落札率が高い案件(予定価格に近い水準で落札)は競争が少ない傾向があり、低い案件は価格競争が激しい傾向があります。
令和7年改正による影響
2025年(令和7年)4月1日より、予算決算及び会計令および地方自治法施行令が改正され、少額随意契約によることができる金額の上限が引き上げられました。
| 区分 | 改正前 | 改正後(令和7年〜) |
|---|---|---|
| 工事・製造 | 250万円以下 | 400万円以下 |
| 物品購入 | 160万円以下 | 300万円以下 |
| 役務(業務委託等) | 100万円以下 | 200万円以下 |
これにより、200万円以下の役務案件は競争入札を経ずに随意契約で発注できるようになりました。入札情報サービスで検索しても表示されない案件が増える可能性があるため、小規模案件を狙う事業者は直接営業も組み合わせる戦略が有効です。
よくある質問(FAQ)
Q1. 予定価格を超えた金額で入札するとどうなる?
予定価格を超えた入札は無効となり、落札候補から除外されます。その場合、他の入札者が落札するか、全入札者が予定価格を超えた場合は「入札不調」となります。
Q2. 予定価格はどうやって推測する?
発注機関が事後公表している過去の落札結果(落札価格・落札率)や、類似案件の積算基準を参考にします。国の機関の場合、国土交通省の積算基準や人件費単価表が公開されているため、これをベースに積算することが有効です。
Q3. 予定価格より安く入札すれば必ず落札できる?
価格競争(最低価格落札方式)では、予定価格以下の最低価格が原則落札となります。ただし、最低制限価格が設定されている場合はその下限も条件になります。総合評価落札方式やプロポーザルでは価格以外の評価項目もあるため、最安値が必ずしも勝者ではありません。
Q4. 積算能力がない場合はどうすればよい?
外部の積算業者やコンサルタントを活用する方法があります。また、DEBONOでは入札仕様書の読み込みから積算・提案書作成まで一貫サポートを提供しています。

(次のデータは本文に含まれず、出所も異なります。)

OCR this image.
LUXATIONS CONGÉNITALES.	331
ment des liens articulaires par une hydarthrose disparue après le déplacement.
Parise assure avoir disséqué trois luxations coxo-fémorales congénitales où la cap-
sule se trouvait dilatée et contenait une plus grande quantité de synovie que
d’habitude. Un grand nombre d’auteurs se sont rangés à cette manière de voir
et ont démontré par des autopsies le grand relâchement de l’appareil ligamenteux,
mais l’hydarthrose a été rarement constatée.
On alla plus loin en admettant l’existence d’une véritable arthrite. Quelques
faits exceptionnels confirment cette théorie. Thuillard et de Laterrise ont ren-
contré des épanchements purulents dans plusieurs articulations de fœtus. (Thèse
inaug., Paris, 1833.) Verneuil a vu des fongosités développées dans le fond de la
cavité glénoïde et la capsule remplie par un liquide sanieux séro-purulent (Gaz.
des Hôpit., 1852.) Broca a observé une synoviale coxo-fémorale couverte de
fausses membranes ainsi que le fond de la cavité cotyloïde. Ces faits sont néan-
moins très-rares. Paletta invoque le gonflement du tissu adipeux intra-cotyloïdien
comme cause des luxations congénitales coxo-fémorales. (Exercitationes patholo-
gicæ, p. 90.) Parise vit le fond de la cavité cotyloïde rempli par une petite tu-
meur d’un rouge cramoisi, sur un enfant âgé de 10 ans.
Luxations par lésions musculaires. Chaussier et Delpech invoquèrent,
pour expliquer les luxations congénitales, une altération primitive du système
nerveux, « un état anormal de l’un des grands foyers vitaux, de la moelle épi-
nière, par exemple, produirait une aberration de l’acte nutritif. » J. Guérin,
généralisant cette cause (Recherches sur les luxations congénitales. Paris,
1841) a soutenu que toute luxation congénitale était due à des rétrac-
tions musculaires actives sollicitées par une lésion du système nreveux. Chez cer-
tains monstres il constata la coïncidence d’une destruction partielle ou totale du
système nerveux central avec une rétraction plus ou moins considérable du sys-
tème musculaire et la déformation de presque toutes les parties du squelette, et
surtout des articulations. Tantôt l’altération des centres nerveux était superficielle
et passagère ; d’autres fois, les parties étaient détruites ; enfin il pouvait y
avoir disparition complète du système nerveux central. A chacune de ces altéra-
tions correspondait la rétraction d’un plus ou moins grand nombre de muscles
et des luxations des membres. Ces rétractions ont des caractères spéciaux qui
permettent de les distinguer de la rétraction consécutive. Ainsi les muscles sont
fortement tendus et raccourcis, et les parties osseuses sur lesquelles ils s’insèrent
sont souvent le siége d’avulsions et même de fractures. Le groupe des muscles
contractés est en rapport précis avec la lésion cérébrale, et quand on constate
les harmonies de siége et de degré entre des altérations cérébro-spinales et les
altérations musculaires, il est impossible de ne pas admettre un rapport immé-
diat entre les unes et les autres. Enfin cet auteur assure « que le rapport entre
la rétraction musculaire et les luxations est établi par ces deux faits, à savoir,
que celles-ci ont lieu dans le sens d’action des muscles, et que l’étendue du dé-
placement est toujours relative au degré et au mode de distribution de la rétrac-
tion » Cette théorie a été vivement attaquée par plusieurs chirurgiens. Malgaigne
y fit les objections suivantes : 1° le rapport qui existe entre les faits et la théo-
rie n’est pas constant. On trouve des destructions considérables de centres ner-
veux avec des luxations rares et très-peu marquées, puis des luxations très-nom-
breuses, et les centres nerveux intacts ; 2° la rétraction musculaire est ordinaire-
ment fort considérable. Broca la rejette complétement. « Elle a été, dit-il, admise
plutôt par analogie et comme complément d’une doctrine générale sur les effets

Q5. 工事の予定価格と役務の予定価格は算出方法が違う?
基本的な構造(直接費+間接費+一般管理費等)は同じですが、工事は国土交通省の積算基準、役務は人件費単価・外注費・経費の積み上げといった形で、参照する基準が異なります。役務の場合は標準的な積算基準が公開されていないケースも多く、市場価格調査を組み合わせた積算が必要です。
まとめ
予定価格は、発注機関が入札の前に内部で定める契約金額の上限です。予定価格を超えると無効、最低制限価格を下回ると失格という二重の価格制約の中で、いかに適切な入札価格を設定するかが競争の核心です。積算能力を磨き、過去の落札データを分析することが、入札受注率向上の近道になります。